2023-02-07 20:00:51,832 - MainThread - botocore.credentials - DEBUG - Looking for credentials via: env
2023-02-07 20:00:51,832 - MainThread - botocore.credentials - DEBUG - Looking for credentials via: assume-role
2023-02-07 20:00:51,833 - MainThread - urllib3.connectionpool - DEBUG - Starting new HTTP connection (1): 169.254.169.254:80
2023-02-07 20:00:52,810 - MainThread - urllib3.connectionpool - DEBUG - http://169.254.169.254:80 "PUT /latest/api/token HTTP/1.1" 502 0
2023-02-07 20:00:52,820 - MainThread - urllib3.connectionpool - DEBUG - http://169.254.169.254:80 "GET /latest/meta-data/iam/security-credentials/ HTTP/1.1" 502 0
2023-02-07 20:00:52,820 - MainThread - botocore.utils - DEBUG - Metadata service returned non-200 response with status code of 502 for url: http://169.254.169.254/latest/meta-data/iam/security-credentials/, content body: b''
2023-02-07 20:00:52,820 - MainThread - botocore.utils - DEBUG - Max number of attempts exceeded (1) when attempting to retrieve data from metadata service.
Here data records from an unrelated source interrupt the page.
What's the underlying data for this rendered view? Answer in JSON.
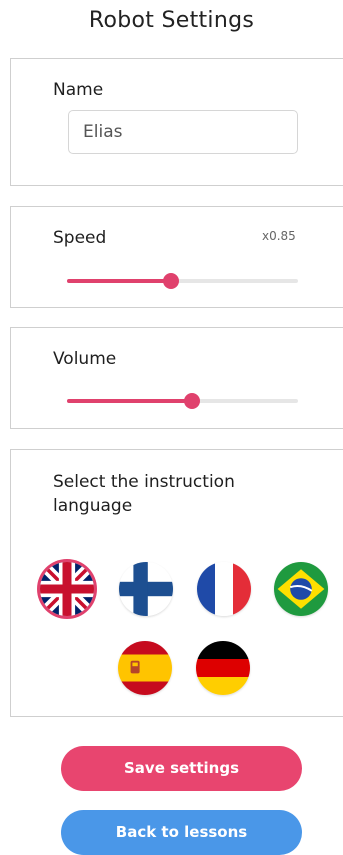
{
  "page": {
    "title": "Robot Settings"
  },
  "name_section": {
    "label": "Name",
    "value": "Elias"
  },
  "speed_section": {
    "label": "Speed",
    "multiplier": "x0.85",
    "level": 0.45
  },
  "volume_section": {
    "label": "Volume",
    "level": 0.54
  },
  "language_section": {
    "label": "Select the instruction language",
    "flags": [
      {
        "name": "uk-flag-icon",
        "selected": true
      },
      {
        "name": "finland-flag-icon",
        "selected": false
      },
      {
        "name": "france-flag-icon",
        "selected": false
      },
      {
        "name": "brazil-flag-icon",
        "selected": false
      },
      {
        "name": "spain-flag-icon",
        "selected": false
      },
      {
        "name": "germany-flag-icon",
        "selected": false
      }
    ]
  },
  "buttons": {
    "save": "Save settings",
    "back": "Back to lessons"
  },
  "colors": {
    "accent": "#e0416d",
    "save_button": "#e8456f",
    "back_button": "#4a97e8"
  }
}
The two aws-vault proxy processes are running, but since open exits once PyCharm starts the aws-vault parent process exits as well. This is the core of the problem.

The work-around is to change the aws-vault invocation (note the addition of -W when calling open) to:

$ aws-vault --debug exec --server --prompt=osascript dev_profile -- open -W -a PyCharm.app

This keeps the parent aws-vault process alive for the duration that PyCharm is open, and the EC2 Instance Metadata "emulator" then works.

Issues with existing behavior

The primary problem with the current behavior is that it is very confusing even when debug logging is turned on in the process that is using the AWS SDK and/or in aws-vault as neither is obvious. Programs using the AWS SDK run through the various credential acquisition mechanisms and then just report that all of them failed.

The fact that the aws-vault proxy processes live on beyond the initial aws-vault invocation made this particularly confusing to track down.

Suggested Changes

One or more of the following would help make this failure case less confusing.

  • Shut down the proxy processes when the original aws-vault parent process exits.
  • Return an error message in the response to the client that reflects the failure of the proxy to acquire credentials from the parent (in the event of a race where a metadata server client makes a request that cannot be serviced before the proxy exits).
  • Better document aws-vault expectations of the sub-processes it launches on behalf of the user.

Thank you @mtibben, that PR looks great.